Presentation with late stage HIV in women diagnosed during pregnancy
5 October 2009. Related: Conference reports, Pregnancy, IAS 5th Cape Town 2009.
Polly Clayden, HIV i-Base
HIV-positive women are frequently unaware of their status prior to antenatal testing.
Late diagnosis of HIV results in some advanced management considerations. The extent to which this occurs in pregnancy in Europe has not previously been quantified, nor have the implications for maternal and child health.
Claire Townsend from the European Collaborative Study presented data from an analysis performed to quantify this occurrence within the cohort, describe management strategies and the impact of late diagnosis on MTCT, prematurity and low birth weight.
The investigators defined late diagnosis as women diagnosed antenataly with CD4 count <200 cells/mm3. The analyses used logistic regression and linear mixed effects models.
Date of first positive HIV test was available for 3605 women, of which 1256 had CD4 data available.
Overall 654 (53%) were white, 499 (41%) black and 73 (6%) were of other ethnicities. Of these 15% (185/1256) had late stage diagnoses. This proportion has increased over time with 12% between 1985-89 and 19% between 2005-2008, p=0.24.
The median baseline CD4 count was 140 cells/mm3 (IQR 90-147) among the late diagnosis women vs 460 cells/mm3 (IQR 333-650) among non-late diagnosis women. Of the late diagnosis group, 11% (n=20) had an AIDS-defining illness in pregnancy.

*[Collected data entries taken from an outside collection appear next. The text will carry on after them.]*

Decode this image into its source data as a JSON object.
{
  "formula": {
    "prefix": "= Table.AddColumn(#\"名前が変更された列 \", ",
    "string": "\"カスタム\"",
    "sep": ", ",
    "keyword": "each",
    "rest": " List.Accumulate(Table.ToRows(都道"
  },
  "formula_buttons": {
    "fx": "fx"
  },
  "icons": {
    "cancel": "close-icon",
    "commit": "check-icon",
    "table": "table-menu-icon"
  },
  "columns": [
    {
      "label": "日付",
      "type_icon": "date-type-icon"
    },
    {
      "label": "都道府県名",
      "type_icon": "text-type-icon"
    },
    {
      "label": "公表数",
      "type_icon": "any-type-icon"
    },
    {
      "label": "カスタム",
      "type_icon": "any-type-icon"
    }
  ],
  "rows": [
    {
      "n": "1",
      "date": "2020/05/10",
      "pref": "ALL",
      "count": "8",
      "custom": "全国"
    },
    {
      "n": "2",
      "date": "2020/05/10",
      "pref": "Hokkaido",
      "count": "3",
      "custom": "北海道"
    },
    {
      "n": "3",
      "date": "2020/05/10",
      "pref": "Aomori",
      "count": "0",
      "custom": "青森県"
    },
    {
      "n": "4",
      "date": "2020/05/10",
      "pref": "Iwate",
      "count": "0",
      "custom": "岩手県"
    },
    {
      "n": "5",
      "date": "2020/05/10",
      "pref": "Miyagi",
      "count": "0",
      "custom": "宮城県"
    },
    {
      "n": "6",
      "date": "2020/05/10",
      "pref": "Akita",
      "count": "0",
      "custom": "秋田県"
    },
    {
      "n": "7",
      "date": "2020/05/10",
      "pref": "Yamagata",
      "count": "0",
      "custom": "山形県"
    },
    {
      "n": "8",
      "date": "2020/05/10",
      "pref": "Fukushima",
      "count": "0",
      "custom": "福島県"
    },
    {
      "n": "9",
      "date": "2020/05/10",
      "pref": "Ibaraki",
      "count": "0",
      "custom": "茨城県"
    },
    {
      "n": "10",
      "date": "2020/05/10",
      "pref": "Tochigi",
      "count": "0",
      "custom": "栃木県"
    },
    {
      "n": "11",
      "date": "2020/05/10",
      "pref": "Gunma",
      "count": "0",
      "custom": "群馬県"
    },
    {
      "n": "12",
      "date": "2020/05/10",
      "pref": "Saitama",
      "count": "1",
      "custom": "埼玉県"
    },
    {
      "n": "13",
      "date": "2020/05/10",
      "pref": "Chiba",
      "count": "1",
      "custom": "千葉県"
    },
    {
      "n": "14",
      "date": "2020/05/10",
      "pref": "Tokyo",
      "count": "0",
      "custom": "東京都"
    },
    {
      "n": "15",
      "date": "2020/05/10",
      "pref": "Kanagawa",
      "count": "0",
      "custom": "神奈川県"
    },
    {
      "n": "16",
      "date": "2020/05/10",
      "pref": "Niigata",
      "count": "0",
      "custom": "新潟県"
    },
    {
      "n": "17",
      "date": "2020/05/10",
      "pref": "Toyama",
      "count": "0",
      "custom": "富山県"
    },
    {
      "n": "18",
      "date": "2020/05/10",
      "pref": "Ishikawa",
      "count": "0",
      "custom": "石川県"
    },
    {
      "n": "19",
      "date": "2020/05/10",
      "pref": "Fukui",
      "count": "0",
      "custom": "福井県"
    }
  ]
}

In logistic regression analysis limited to 613 women enrolled after 1996, the investigators found adjusted late diagnosis rates were positively associated with black African ethnicity vs white ethnicity (OR 2.02; 95%CI 1.17-3.48, p=0.01) and older maternal age (OR 2.17; 95% CI 1.10-4.25, p=0.02) for women aged 30-34 years vs <25 years.
More women with late diagnosis received antenatal HAART than other women 85% (94/110) vs 67% (388/580), p< 0.001. The median duration of HAART was 16.9 (IQR 11.6-20.7) weeks vs 13 (IQR 11.6-20.7) for women with late stage and non-late stage diagnosis respectively.
Adjusting for time of measurement and type and duration of regimen, late stage diagnosis was associated with a significantly higher viral load throughout pregnancy, +0.29 log copies/mL vs non late-stage diagnosis women, p<0.001. The estimated mean viral loads at time of delivery were 2.94 log copies/mL and 2.65 log copies/mL for late diagnosis and non-late diagnosis women respectively.
More infants born to women with late diagnosis were premature, 24.0% (44/183) vs 13.7% (145/1062), p< 0.001 and of low birth weight, 27.5% (46/167) vs 16.1% (165/1022), p< 0.001 than other infants.
In the period 2000-08, MTCT rates were similar, 3.0% (95%CI 0.37-10.5) and 1.5% (95%CI 0.5-3.51), p=0.4 in the late diagnosis and non-late diagnosis groups respectively.
This analysis found that an increasing minority of HIV-positive women in Europe, newly diagnosed through antenatal testing, already has advanced disease. Although these women are more likely to initiate HAART, and to do so earlier, they still have worse pregnancy outcomes than women with better functioning immune systems.
Barriers preventing timely access of women to HIV testing are important to address, both for the health of the mother and her infant. Dr Thorne concluded.
Reference:
Thorne CN et al. Presentation with late stage HIV disease at diagnosis of HIV infection in pregnancy. 5th IAS Conference, Cape Town, South Africa.19-22 July 2009. Poster abstract TUAC103.